La voix que personne n’entend : l’histoire de ma grand-mère Marthe

— Tu ne comprends pas, maman, elle est seule !

Ma voix tremblait dans la cuisine, entre la cafetière qui grésillait et les miettes de pain sur la table. Ma mère, les bras croisés, fixait la fenêtre comme si la pluie de novembre pouvait lui donner une réponse. Mon père, lui, lisait son journal, indifférent, comme toujours.

— Julie, ta grand-mère a toujours été forte. Elle s’en sortira, tu verras, a-t-elle dit, d’un ton sec.
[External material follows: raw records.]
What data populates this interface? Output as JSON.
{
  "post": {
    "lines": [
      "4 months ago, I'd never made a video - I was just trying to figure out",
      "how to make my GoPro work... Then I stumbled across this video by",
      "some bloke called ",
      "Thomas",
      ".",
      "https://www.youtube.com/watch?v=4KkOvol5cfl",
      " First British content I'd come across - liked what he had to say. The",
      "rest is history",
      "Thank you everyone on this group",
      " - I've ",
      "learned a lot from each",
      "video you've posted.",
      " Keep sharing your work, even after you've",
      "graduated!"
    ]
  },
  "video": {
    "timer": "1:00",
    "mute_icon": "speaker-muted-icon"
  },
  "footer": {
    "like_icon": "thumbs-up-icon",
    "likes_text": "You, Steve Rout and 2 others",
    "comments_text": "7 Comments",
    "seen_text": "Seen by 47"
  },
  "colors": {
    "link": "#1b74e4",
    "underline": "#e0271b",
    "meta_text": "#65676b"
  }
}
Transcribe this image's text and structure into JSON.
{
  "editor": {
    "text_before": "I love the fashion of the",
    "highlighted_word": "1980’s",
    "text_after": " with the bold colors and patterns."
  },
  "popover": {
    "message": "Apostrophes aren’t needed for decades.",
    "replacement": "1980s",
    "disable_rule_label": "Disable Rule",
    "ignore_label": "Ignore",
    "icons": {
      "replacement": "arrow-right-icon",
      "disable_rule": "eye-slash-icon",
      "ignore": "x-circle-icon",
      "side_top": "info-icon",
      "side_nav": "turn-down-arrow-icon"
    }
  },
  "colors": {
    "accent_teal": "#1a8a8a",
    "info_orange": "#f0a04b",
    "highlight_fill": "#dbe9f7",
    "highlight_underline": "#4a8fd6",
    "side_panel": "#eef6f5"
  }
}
Mais je savais que ce n’était pas vrai. Depuis que papi Henri était parti, mamie Marthe n’était plus la même. Elle errait dans son appartement de la rue des Lilas, à Lyon, comme une âme en peine. Les rideaux restaient tirés, la télévision murmurait des souvenirs, et le téléphone ne sonnait jamais. J’avais seize ans, et j’étais la seule à lui rendre visite chaque samedi. Je la trouvais assise dans son fauteuil, les mains posées sur ses genoux, le regard perdu vers la photo de leur mariage.

— Tu sais, Julie, il me manque, murmurait-elle en caressant le cadre. On ne s’habitue jamais à la solitude. Pas vraiment.

Je lui apportais des croissants, je lui racontais mes histoires de lycée, mais je sentais que son cœur se refermait un peu plus chaque semaine. Un jour, elle m’a confié :

— Parfois, j’ai l’impression d’être un fantôme. Je parle, mais personne ne m’entend.

Cette phrase m’a transpercée. J’ai supplié mes parents d’aller la voir, de l’inviter à dîner, de l’appeler au moins. Mais ils étaient pris dans leur routine, leurs soucis, leur fatigue. Mon père disait :

— On ne peut pas porter toute la misère du monde, Julie. Elle a ses voisines, non ?

Mais les voisines, elles aussi, étaient vieilles et fatiguées. Et puis, Marthe n’osait pas déranger. Elle avait été institutrice toute sa vie, une femme droite, fière, qui n’aimait pas demander de l’aide. Elle avait élevé trois enfants, dont ma mère, seule pendant des années quand papi travaillait à l’usine. Elle avait tout donné à sa famille. Et maintenant, elle se retrouvait invisible.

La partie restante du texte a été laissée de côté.